Но она уже не слышала его.
— Лена, — прошептала фрау Лоозе. — Ее я тоже не видела. Меня не пустили к ней. Не все ее тельце собрали, а ведь она была такая маленькая. Зачем они это делают? Ты же солдат, ты должен знать.
Гребер с отчаянием посмотрел вокруг. Между кроватями протиснулся какой-то человек и подошел к нему. Это был сам Лоозе. Он очень похудел и постарел. Бережно положил он руки на плечо жены, которая опять погрузилась в свое безутешное горе, и сделал Греберу знак.
— Мать еще не может понять того, что случилось, Эрнст, — сказал он.
Почувствовав его руку, жена повела плечом. Медленно подняла она на него глаза. — А ты понимаешь?
— Лена…
— А если ты понимаешь, — вдруг начала она ясно, громко и отчетливо, словно отвечала урок в школе, — то и ты не лучше тех, кто в этом повинен.
Лоозе испуганно оглянулся на соседние койки. Но никто ничего не слышал. Мальчуган в форме бегал между чемоданами и шумно играл с несколькими детьми в прятки.
— Не лучше, — повторила женщина. Потом поникла; и опять это был жалкий комочек какой-то звериной тоски.
Лоозе кивнул Греберу. Они вышли вместе.
— Что произошло с моими родителями? — спросил Гребер. — Ваша жена уверяет, что они погибли.
Лоозе покачал головой.
— Она ничего не знает, Эрнст. Она думает, что все погибли, раз погибли наши дети. Ведь она не совсем того… ты не заметил? — Казалось, он что-то старается проглотить. Адамово яблоко судорожно двигалось на тощей шее. — Она говорит такие вещи… На нас уже был донос… Кто-то из этих людей…
Греберу вдруг почудилось, что Лоозе куда-то отодвинулся от него, в этом грязно-сером свете он казался совсем крошечным. Миг и вот Лоозе опять очутился рядом, он был опять обычного роста. К Греберу снова вернулось чувство пространства.
— Значит, они живы? — спросил он.
— Этого я тебе не могу сказать, Эрнст. Ты не представляешь, что тут творилось в этом году, когда дела на фронте пошли все хуже. Никому нельзя было доверять. Все боялись друг друга. Вероятно, твои родители где-нибудь в безопасном месте.
Гребер вздохнул с облегчением. — А вы их видели?
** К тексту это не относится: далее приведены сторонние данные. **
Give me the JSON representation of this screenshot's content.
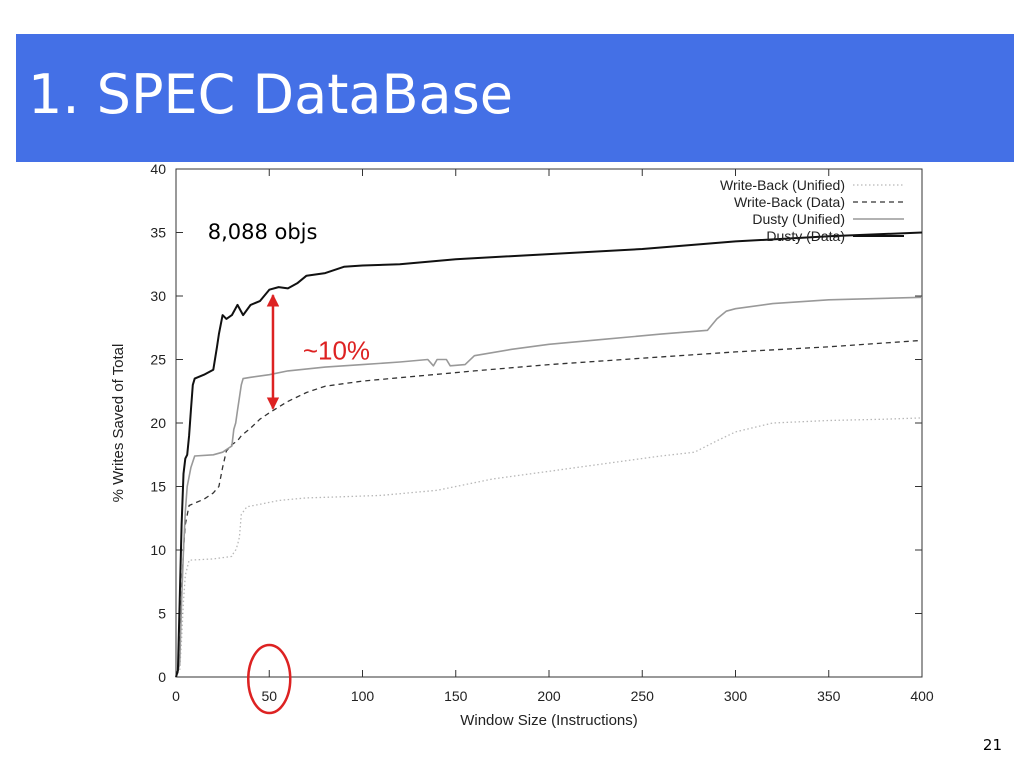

— Как-то раз на улице. Но это было больше месяца назад. Тогда еще лежал снег. До налетов.
— И как они выглядели? Они были здоровы?
Лоозе ответил не сразу.
— По-моему, да, — ответил он, наконец, и опять словно что-то проглотил с трудом.
Греберу вдруг стало стыдно. Он понял, что в такой обстановке не спрашивают, был человек месяц назад здоров или нет, — здесь спрашивают только: жив он или мертв — и больше ни о чем.
— Простите меня, — смущенно сказал он.